Nou ben ik niet echt een hele zware poederdoos. Mascara en eyeliner, daar houdt het wel mee op. Maar dat is dan ook iets dat ik nooit vergeet. Ik teken eerst ’s morgens mijn ogen op mijn gezicht en ga dan pas de deur uit. En dat al vanaf (denk ik) mijn zestiende jaar. Ik ga niet de deur uit zonder. Dan voel ik me bloot. “Daar ben ik mee geboren.” En nu ligt al dat spul thuis. Wat een ellende.

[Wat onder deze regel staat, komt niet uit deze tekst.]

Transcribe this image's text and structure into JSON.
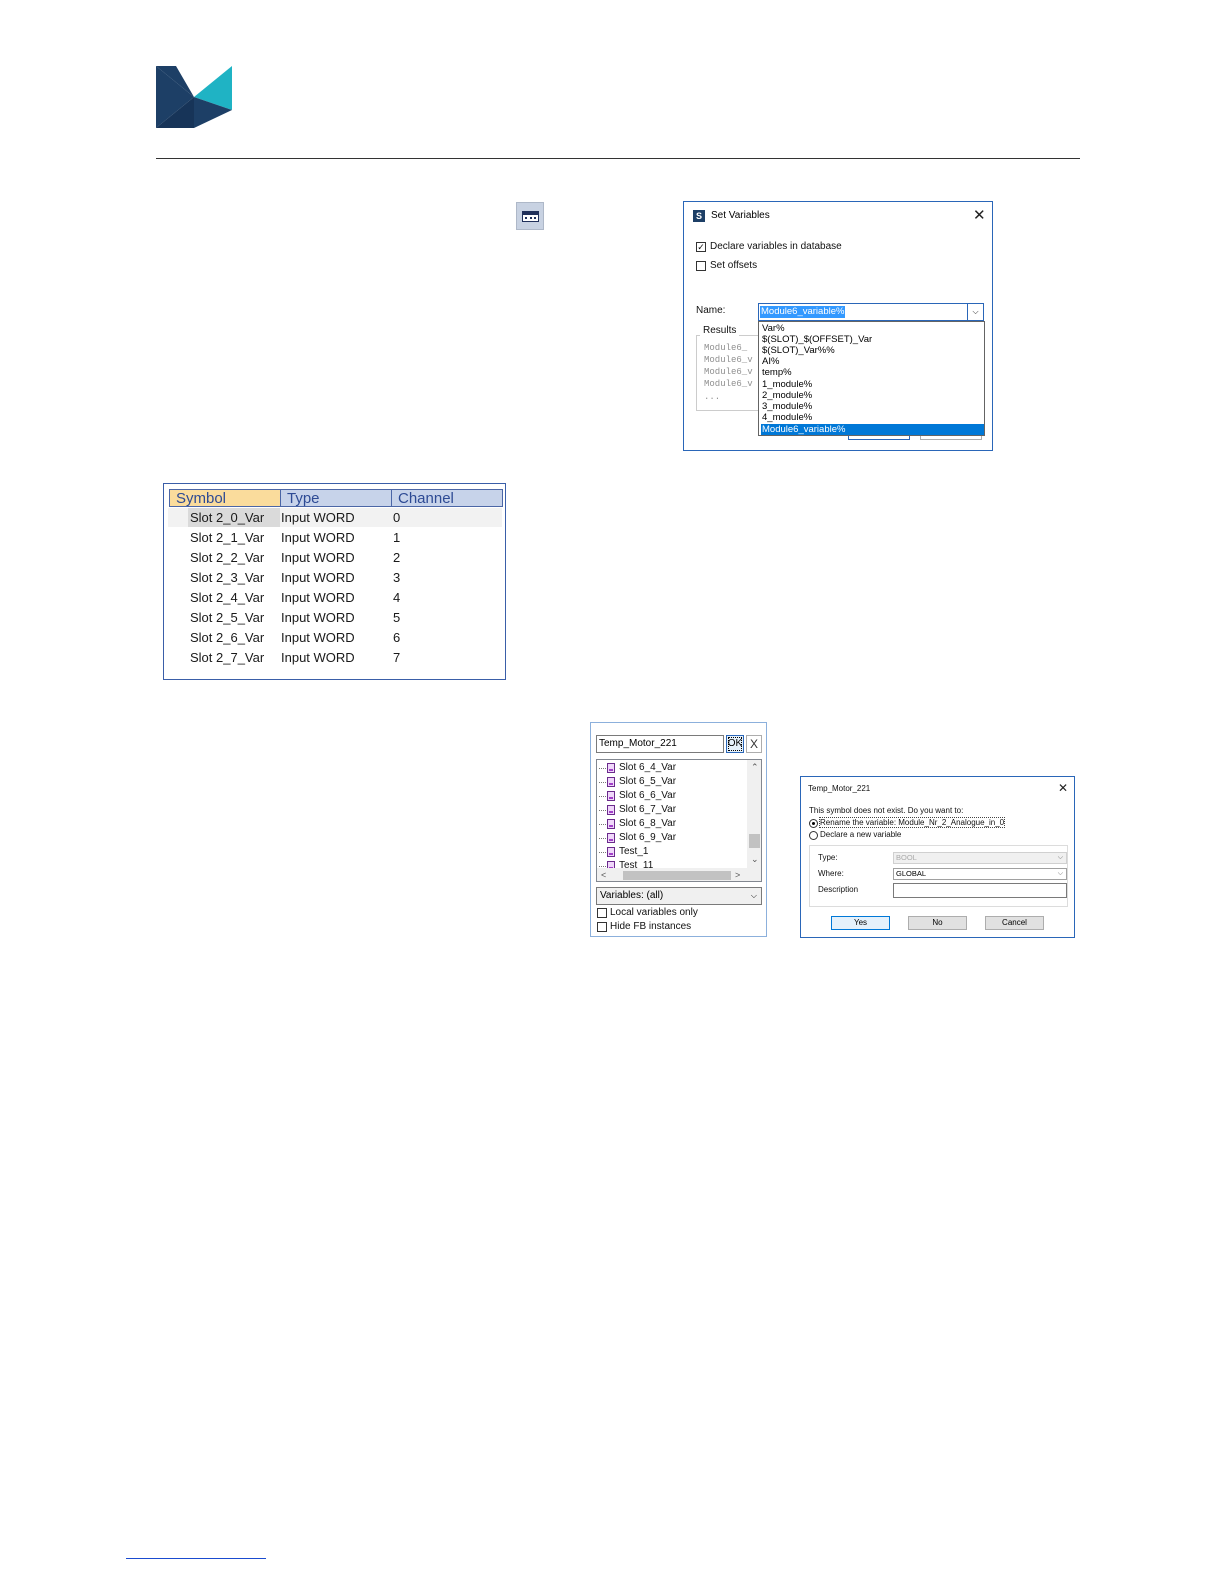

Mijn maatje snapt het probleem niet maar snapt wel dat ik het een probleem vind. Hij vindt mij prima zoals ik ben. Heel lief, zeker, maar ik heb toch altijd maar liever wat maquillage. Gelukkig zijn in België de supermarkten ook op zondag open. Wel jammer dat ik zelf moet, mijn maatje heeft geen verstand van mascara en zou beslist met precies het verkeerde thuiskomen. Dus stapte ik, met mijn naakte gezicht, op mijn fiets en ging op pad. Een uurtje later stond ik met een blij gezicht voor de spiegel.

En de grap is, mensen kijken helemaal niet vreemd naar je. Dat zit heel gewoon in je eigen hoofd.  Maar ach, iedereen heeft recht op een tic, toch?